If you’re not planning to use your stick for a few months, there’s no need to oil it right away. Just get it safely stowed away and – other than the odd imaginary knock in front of the mirror when no one’s home – only get it out again in the run-up to your winter nets. At this point though, it is important to engage the linseed. A light coat of oil after a prolonged period without using it is well worthwhile, as the bat’s inclined to dry out a bit over the time off and will be more likely to break if you haven’t shown it a bit of love. Heading home with a split blade is hardly the start you want to your potentially career-defining pre- season. A word of warning, though: when it comes to oiling – at any time of year – any bat-maker will tell you the same thing: don’t overdo it. Over-oiling is actually a bigger problem than under-oiling – adding weight, reducing ping potential and even causing the wood to rot. Treat oiling as you would designing a living room for a keen minimalist: less is more.

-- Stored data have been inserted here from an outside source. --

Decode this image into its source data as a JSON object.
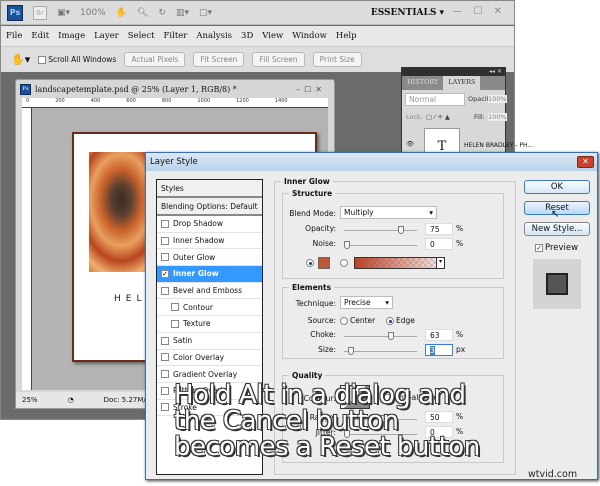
{
  "app": {
    "logo": "Ps",
    "bridge": "Br",
    "zoom": "100%",
    "workspace": "ESSENTIALS",
    "window_controls": "— ☐ ✕"
  },
  "menu": [
    "File",
    "Edit",
    "Image",
    "Layer",
    "Select",
    "Filter",
    "Analysis",
    "3D",
    "View",
    "Window",
    "Help"
  ],
  "options": {
    "scroll_all": "Scroll All Windows",
    "buttons": [
      "Actual Pixels",
      "Fit Screen",
      "Fill Screen",
      "Print Size"
    ]
  },
  "document": {
    "title": "landscapetemplate.psd @ 25% (Layer 1, RGB/8) *",
    "ruler": [
      "0",
      "200",
      "400",
      "600",
      "800",
      "1000",
      "1200",
      "1400"
    ],
    "page_text": "HELEN B",
    "zoom": "25%",
    "doc_size": "Doc: 5.27M/"
  },
  "layers_panel": {
    "tabs": [
      "HISTORY",
      "LAYERS"
    ],
    "blend": "Normal",
    "opacity_label": "Opacity:",
    "opacity": "100%",
    "lock_label": "Lock:",
    "fill_label": "Fill:",
    "fill": "100%",
    "layer_name": "HELEN BRADLEY - PH...",
    "layer_thumb": "T"
  },
  "dialog": {
    "title": "Layer Style",
    "styles": [
      "Styles",
      "Blending Options: Default",
      "Drop Shadow",
      "Inner Shadow",
      "Outer Glow",
      "Inner Glow",
      "Bevel and Emboss",
      "Contour",
      "Texture",
      "Satin",
      "Color Overlay",
      "Gradient Overlay",
      "Pattern Overlay",
      "Stroke"
    ],
    "section": "Inner Glow",
    "structure": {
      "title": "Structure",
      "blend_label": "Blend Mode:",
      "blend": "Multiply",
      "opacity_label": "Opacity:",
      "opacity": "75",
      "noise_label": "Noise:",
      "noise": "0",
      "pct": "%"
    },
    "elements": {
      "title": "Elements",
      "technique_label": "Technique:",
      "technique": "Precise",
      "source_label": "Source:",
      "center": "Center",
      "edge": "Edge",
      "choke_label": "Choke:",
      "choke": "63",
      "size_label": "Size:",
      "size": "3",
      "px": "px"
    },
    "quality": {
      "title": "Quality",
      "contour_label": "Contour:",
      "antialiased": "Anti-aliased",
      "range_label": "Range:",
      "range": "50",
      "jitter_label": "Jitter:",
      "jitter": "0"
    },
    "buttons": {
      "ok": "OK",
      "reset": "Reset",
      "new_style": "New Style...",
      "preview": "Preview"
    },
    "glow_color": "#c0553a"
  },
  "overlay_text": [
    "Hold Alt in a dialog and",
    "the Cancel button",
    "becomes a Reset button"
  ],
  "watermark": "wtvid.com"
}
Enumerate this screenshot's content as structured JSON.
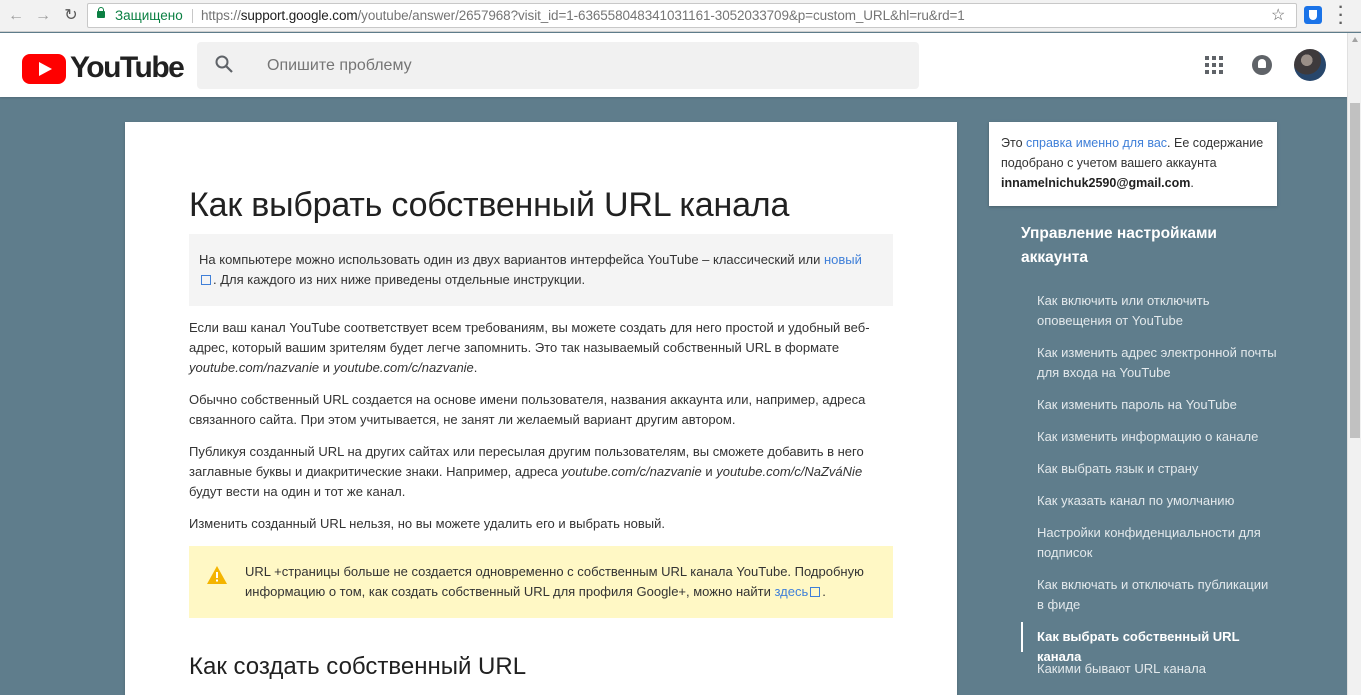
{
  "browser": {
    "back_icon": "arrow-left",
    "forward_icon": "arrow-right",
    "reload_icon": "reload",
    "secure_label": "Защищено",
    "url_scheme": "https://",
    "url_host": "support.google.com",
    "url_path": "/youtube/answer/2657968?visit_id=1-636558048341031161-3052033709&p=custom_URL&hl=ru&rd=1",
    "bookmark_icon": "star",
    "extension_icon": "shield"
  },
  "header": {
    "logo_text": "YouTube",
    "search_placeholder": "Опишите проблему"
  },
  "article": {
    "title": "Как выбрать собственный URL канала",
    "note": {
      "text_before": "На компьютере можно использовать один из двух вариантов интерфейса YouTube – классический или ",
      "link": "новый",
      "text_after": ". Для каждого из них ниже приведены отдельные инструкции."
    },
    "para1": {
      "text": "Если ваш канал YouTube соответствует всем требованиям, вы можете создать для него простой и удобный веб-адрес, который вашим зрителям будет легче запомнить. Это так называемый собственный URL в формате ",
      "ex1": "youtube.com/nazvanie",
      "and": " и ",
      "ex2": "youtube.com/c/nazvanie",
      "end": "."
    },
    "para2": "Обычно собственный URL создается на основе имени пользователя, названия аккаунта или, например, адреса связанного сайта. При этом учитывается, не занят ли желаемый вариант другим автором.",
    "para3": {
      "text": "Публикуя созданный URL на других сайтах или пересылая другим пользователям, вы сможете добавить в него заглавные буквы и диакритические знаки. Например, адреса ",
      "ex1": "youtube.com/c/nazvanie",
      "and": " и ",
      "ex2": "youtube.com/c/NaZváNie",
      "end": " будут вести на один и тот же канал."
    },
    "para4": "Изменить созданный URL нельзя, но вы можете удалить его и выбрать новый.",
    "warning": {
      "text_before": "URL +страницы больше не создается одновременно с собственным URL канала YouTube. Подробную информацию о том, как создать собственный URL для профиля Google+, можно найти ",
      "link": "здесь",
      "text_after": "."
    },
    "subtitle": "Как создать собственный URL"
  },
  "info": {
    "prefix": "Это ",
    "link": "справка именно для вас",
    "middle": ". Ее содержание подобрано с учетом вашего аккаунта ",
    "email": "innamelnichuk2590@gmail.com",
    "suffix": "."
  },
  "sidebar": {
    "heading": "Управление настройками аккаунта",
    "items": [
      {
        "label": "Как включить или отключить оповещения от YouTube"
      },
      {
        "label": "Как изменить адрес электронной почты для входа на YouTube"
      },
      {
        "label": "Как изменить пароль на YouTube"
      },
      {
        "label": "Как изменить информацию о канале"
      },
      {
        "label": "Как выбрать язык и страну"
      },
      {
        "label": "Как указать канал по умолчанию"
      },
      {
        "label": "Настройки конфиденциальности для подписок"
      },
      {
        "label": "Как включать и отключать публикации в фиде"
      },
      {
        "label": "Как выбрать собственный URL канала",
        "active": true
      },
      {
        "label": "Какими бывают URL канала"
      }
    ]
  },
  "colors": {
    "background": "#5f7d8c",
    "link": "#3f7fd8",
    "youtube_red": "#ff0000",
    "warning_bg": "#fff8c5",
    "secure_green": "#0b8043"
  }
}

Use of a protective anti-scuff sheet has been a good way of preserving the blade and staving off surface cracks in recent years, and here at AOC we’re all for them. But a new season has to be worthy of a change-up. So our strategy is as follows: when putting your bag into hibernation, leave the face on so as to minimise the effects of heat or damp, then when you take it out again, take the face off, give it an oiling, let it dry and then apply a brand new anti-scuff. Simple but effective, and, when done right, not a little beautiful.
BACK TO THE NETS
Whether it’s pedestrian net practice, intense one-to-one training or even an indoor match, think about the ball you’re using and the way you wield your weapon. And then choose your bat accordingly. It only takes one chump turning up to nets with a brand new ball – and a cheap, plasticky one at that – to do some serious damage to an unprepared stick. All the more so if you’re wildly throwing the bat at everything that comes down. If any of those things are likely, consider deploying a less treasured blade for the first couple of sessions. Your No.11’s well-sunned Gray-Nicolls Sabre should do nicely.